Visualmente, eu gosto que tenta coisas novas, mas é o que pior envelheceu na trilogia. Todos os planos fechados de personagens digitais estão muito falsos e a quantidade de lutas do Homem-Aranha sem máscara não ajuda. O tom do filme é bem mais sombrio que os anteriores (justificavelmente) e funcionaria num filme melhor. Até mesmo a trilha do Christopher Young acompanha essa escuridão, com ele fazendo um ótimo trabalho em manter o som do Danny Elfman e entregar temas mais pesados para os novos personagens.
Pra finalizar, eu realmente gostaria de gostar mais desse filme. Ele funciona em entreter, mas, no momento que você começa a cavar fundo nele, você percebe que ele é bem raso e tem pouco a oferecer, principalmente em comparação direta com os anteriores.

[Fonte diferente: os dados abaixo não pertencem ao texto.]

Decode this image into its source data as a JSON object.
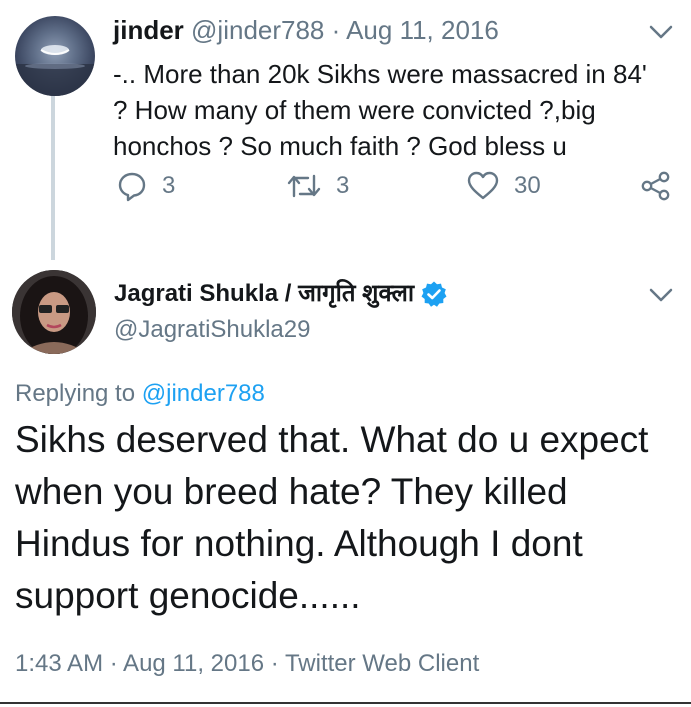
{
  "parent_tweet": {
    "name": "jinder",
    "handle": "@jinder788",
    "separator": " · ",
    "date": "Aug 11, 2016",
    "text": "-.. More than 20k Sikhs were massacred in 84' ? How many of them were convicted ?,big honchos ? So much faith ? God bless u",
    "actions": {
      "replies": "3",
      "retweets": "3",
      "likes": "30"
    }
  },
  "reply_tweet": {
    "name": "Jagrati Shukla / जागृति शुक्ला",
    "handle": "@JagratiShukla29",
    "replying_prefix": "Replying to ",
    "replying_to": "@jinder788",
    "text": "Sikhs deserved that. What do u expect when you breed hate? They killed Hindus for nothing. Although I dont support genocide......",
    "timestamp": "1:43 AM · Aug 11, 2016 · Twitter Web Client"
  },
  "icons": {
    "reply": "reply-icon",
    "retweet": "retweet-icon",
    "like": "heart-icon",
    "share": "share-icon",
    "menu": "chevron-down-icon",
    "verified": "verified-badge-icon"
  },
  "colors": {
    "text": "#14171a",
    "secondary": "#657786",
    "link": "#1da1f2",
    "thread_line": "#ccd6dd"
  }
}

É triste que essa franquia tenha acabado aqui, acredito que o Raimi merecia a chance de fazer um quarto filme concluindo a história que começou. Considerando que (até o momento 😏) essa é a última vez que vemos essa versão dos personagens, é um final caído para uma ótima trilogia. Merece 5/10 aranhas douradas!